Tilray also announced a long-term, revenue-sharing alliance with Authentic Brands Group, a New York-based brand development company, to leverage its brand portfolio to develop, market and distribute consumer cannabis products around the world.
Cronos shares have slipped 9.7% since the company's March 26 report.
The company reported a net loss of $11.6-million net in the period ending Dec. 31, 2018, compared with a profit in the same quarter at the end of 2017. Net revenues were $5.6 million for Q4 2018, compared with $1.6 million for the same quarter of 2017, an increase of $4 million, or 248%.
Revenues for all of 2018 increased to $15.7 million, a 285% leap from the $4.1 million brought in during full year 2017.
Investors are keeping a keen eye on the company’s performance in the recreational segment of the market. As well, they're watching how successful it may have been at expanding its production capacity. It reported the establishment of new growing facilities and additional joint ventures with companies in Australia and Israel.
The company reported total operating expenses of $12.4 million in the fourth quarter of 2018, compared with $2.9 million for the same period in 2017, a $9.5-million, or 328% boost. For full year 2018, operating expenses were pegged at $29.4 million, compared with $9.3 million the previous year, 215% higher.
Last quarter, Cronos received an infusion of cash as U.S. cigarette-maker Altria Group (NYSE:MO) bought a 45% stake for C$2.4 billion (USD $1.8B) The deal was finalized earlier this month. Altria has the option to acquire an additional 55% stake within four years, which would give it majority control of the company.
CannTrust Q4 earnings report, released on March 28, pressured the stock, which dropped 22.7 percent afterward. It closed last Friday at $7.76.

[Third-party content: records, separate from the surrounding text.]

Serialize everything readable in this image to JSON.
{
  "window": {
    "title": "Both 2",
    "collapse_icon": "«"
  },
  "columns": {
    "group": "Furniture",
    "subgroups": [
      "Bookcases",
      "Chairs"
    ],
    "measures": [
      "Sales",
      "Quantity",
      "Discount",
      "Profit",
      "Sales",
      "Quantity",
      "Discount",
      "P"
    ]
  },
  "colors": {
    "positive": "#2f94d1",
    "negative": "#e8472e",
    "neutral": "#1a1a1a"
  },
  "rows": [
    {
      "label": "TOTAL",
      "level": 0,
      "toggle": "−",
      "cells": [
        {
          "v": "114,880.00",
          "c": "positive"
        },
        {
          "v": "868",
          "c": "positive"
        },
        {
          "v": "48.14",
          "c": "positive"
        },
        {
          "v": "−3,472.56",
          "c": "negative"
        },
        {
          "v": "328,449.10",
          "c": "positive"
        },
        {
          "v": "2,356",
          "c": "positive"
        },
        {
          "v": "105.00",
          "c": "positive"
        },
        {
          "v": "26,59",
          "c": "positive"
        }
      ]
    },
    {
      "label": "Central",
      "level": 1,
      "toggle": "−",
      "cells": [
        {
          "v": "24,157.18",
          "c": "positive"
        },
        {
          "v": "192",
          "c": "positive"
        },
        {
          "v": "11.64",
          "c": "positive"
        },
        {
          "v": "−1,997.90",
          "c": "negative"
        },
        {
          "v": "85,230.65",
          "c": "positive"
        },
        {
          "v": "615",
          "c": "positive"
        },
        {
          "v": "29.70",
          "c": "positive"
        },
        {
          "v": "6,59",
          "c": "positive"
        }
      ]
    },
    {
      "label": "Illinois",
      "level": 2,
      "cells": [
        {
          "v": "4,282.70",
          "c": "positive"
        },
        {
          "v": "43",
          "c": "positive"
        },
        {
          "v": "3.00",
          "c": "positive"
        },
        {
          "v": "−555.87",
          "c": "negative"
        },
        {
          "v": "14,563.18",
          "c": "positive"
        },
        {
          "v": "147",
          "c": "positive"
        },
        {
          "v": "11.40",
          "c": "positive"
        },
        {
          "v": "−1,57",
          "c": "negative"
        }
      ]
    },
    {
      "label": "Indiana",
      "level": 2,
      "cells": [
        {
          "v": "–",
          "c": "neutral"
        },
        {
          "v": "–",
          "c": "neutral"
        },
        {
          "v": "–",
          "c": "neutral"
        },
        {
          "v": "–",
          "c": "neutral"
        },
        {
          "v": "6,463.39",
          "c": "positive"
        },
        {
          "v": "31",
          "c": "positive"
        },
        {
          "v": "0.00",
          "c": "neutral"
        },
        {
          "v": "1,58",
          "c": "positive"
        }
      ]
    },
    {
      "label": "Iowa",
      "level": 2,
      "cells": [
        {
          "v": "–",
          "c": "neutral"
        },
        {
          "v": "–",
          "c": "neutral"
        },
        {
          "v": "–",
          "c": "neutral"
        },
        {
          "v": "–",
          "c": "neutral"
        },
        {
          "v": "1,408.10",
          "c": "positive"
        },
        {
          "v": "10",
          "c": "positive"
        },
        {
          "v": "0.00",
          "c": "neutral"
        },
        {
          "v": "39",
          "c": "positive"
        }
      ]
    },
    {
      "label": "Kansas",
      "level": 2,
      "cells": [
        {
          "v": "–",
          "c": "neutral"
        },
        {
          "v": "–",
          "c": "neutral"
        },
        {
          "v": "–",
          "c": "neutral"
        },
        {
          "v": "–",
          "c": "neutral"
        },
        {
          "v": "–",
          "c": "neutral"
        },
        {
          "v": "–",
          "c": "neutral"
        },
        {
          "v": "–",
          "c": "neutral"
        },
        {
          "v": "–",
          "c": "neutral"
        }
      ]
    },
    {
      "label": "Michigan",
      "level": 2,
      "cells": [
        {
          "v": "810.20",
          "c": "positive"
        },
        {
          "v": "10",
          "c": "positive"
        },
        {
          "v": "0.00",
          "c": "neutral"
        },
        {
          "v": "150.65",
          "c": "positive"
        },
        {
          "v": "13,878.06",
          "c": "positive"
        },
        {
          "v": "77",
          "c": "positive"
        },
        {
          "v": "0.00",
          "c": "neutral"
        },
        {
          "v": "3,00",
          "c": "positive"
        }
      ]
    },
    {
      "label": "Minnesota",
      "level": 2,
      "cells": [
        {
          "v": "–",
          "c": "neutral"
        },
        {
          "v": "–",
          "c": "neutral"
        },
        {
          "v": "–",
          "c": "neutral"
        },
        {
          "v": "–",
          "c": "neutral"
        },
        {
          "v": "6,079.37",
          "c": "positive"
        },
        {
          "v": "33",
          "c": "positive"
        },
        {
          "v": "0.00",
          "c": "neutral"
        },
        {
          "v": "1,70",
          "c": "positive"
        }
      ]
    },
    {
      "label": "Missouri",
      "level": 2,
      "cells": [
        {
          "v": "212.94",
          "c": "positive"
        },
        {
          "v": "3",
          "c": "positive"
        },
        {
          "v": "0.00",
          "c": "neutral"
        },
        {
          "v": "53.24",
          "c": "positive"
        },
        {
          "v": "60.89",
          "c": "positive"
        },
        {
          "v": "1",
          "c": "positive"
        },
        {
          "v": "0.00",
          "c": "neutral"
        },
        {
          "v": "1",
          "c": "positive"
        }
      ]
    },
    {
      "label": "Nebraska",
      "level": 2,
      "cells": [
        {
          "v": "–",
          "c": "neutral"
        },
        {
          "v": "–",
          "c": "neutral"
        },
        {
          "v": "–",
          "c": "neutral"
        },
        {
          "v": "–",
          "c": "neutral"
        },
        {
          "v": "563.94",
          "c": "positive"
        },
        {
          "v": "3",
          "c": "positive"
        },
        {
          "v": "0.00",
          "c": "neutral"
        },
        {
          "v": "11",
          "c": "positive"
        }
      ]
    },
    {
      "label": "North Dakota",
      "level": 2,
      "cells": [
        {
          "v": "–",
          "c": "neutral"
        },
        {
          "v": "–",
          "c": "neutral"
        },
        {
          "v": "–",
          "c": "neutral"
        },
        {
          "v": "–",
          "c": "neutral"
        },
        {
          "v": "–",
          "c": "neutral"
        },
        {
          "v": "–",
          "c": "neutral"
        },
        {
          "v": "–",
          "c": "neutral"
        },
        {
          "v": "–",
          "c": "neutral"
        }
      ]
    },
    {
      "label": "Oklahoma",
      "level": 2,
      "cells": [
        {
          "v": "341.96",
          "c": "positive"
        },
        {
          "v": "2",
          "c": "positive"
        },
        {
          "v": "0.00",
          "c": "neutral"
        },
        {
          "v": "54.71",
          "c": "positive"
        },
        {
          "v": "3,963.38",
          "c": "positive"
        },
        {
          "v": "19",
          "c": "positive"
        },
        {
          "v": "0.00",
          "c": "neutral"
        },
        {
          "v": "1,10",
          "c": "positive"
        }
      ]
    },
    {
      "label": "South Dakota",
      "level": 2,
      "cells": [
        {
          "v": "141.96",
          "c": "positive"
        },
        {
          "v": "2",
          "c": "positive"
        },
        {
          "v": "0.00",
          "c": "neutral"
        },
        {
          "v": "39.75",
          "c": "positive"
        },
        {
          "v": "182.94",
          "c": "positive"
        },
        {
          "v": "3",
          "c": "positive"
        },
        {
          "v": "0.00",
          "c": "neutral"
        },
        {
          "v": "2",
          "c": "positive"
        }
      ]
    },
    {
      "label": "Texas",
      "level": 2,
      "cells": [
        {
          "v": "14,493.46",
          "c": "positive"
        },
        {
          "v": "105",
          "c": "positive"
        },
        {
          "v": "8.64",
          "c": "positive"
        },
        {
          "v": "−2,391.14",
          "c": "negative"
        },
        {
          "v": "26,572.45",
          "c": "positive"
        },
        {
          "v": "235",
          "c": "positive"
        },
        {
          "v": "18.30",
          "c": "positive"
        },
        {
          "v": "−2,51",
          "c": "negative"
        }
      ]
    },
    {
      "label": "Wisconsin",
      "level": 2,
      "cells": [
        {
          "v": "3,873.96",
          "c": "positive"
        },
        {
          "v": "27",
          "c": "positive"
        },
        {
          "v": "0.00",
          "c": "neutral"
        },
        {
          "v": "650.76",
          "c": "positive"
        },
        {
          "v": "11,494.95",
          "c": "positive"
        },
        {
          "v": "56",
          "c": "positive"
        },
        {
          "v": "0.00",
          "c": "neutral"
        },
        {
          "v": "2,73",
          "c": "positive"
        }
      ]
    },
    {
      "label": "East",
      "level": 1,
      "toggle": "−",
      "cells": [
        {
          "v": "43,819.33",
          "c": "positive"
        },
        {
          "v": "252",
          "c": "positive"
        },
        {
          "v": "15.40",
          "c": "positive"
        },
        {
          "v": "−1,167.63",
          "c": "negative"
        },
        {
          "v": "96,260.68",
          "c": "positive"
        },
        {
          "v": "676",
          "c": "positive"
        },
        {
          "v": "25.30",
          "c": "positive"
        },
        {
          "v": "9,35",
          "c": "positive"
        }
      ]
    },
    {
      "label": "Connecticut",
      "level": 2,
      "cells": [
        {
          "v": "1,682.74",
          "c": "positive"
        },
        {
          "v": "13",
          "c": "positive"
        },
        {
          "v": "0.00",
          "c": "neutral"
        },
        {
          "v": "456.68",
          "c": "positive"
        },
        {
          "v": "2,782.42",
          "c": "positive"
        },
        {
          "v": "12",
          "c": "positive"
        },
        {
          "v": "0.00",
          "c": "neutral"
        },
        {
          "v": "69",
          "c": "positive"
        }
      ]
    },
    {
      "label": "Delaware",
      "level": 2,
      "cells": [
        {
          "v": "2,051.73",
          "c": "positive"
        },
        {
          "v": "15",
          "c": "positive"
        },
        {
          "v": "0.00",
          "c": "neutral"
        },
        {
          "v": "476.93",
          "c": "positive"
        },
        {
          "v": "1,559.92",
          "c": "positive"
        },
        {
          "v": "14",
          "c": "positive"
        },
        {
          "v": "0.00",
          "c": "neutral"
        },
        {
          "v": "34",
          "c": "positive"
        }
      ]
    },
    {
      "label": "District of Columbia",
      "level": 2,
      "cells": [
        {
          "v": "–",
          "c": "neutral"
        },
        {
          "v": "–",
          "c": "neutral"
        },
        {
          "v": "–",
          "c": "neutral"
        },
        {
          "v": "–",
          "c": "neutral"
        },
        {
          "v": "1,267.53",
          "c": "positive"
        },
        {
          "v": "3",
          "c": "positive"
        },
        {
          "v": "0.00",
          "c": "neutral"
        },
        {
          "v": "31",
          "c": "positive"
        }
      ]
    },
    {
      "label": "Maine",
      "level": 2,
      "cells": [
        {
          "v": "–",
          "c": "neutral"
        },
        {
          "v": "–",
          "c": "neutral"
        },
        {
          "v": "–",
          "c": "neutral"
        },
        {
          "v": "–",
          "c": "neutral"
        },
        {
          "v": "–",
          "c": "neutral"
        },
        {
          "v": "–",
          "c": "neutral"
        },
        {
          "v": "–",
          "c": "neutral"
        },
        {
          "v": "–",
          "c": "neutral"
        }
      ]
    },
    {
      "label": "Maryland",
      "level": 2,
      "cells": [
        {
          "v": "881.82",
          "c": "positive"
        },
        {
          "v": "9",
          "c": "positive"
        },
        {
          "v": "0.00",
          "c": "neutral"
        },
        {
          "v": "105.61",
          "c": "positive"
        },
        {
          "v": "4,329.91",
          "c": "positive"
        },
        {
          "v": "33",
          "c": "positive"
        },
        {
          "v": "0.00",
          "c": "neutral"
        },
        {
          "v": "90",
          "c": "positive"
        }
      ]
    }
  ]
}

CannTrust reported a 132% jump in revenues, compared with the same period the previous year. But it also recorded a net loss of $25.5 million for the period. That translated into a loss of 26 cents per share compared with the $6.3-million profit—or 8 cents a share—it showed in Q4 2017. Analysts were disappointed, having expected to see a 4-cent-per-share loss.
Among the Q4 2018 highlights: the Ontario-based company graduated to a TSX Composite listing and began trading in the U.S. In addition, CannTrust obtained all necessary permits to continue to expand its indoor growing facilities and secured 200 acres of land on which to develop an outdoor growing operation. The company operates a 430,000-square-foot greenhouse in the Niagara region, one of the largest in North America.
CannTrust also signed a major partnership with Breakthru Beverage Group, Canada's largest alcoholic beverage broker, which operates in the wine and beer sector.
Bottom line for cannabis companies: they're moving quickly on a variety of fronts. While continuing to ramp up production and fill the pipelines for what has already been legalized, they're also looking ahead at the potential in additional areas such as edibles.
Overall, it’s a market that's expected to potentially bring in billions of dollars in profits. And the longer the U.S. refrains from legalizing the substance, the more attractive Canadian companies become for major U.S. players looking to position themselves within the space. As long as the U.S. doesn't legalize the substance at the federal level, the size and scope of this window of opportunity for Canadian players is wide open.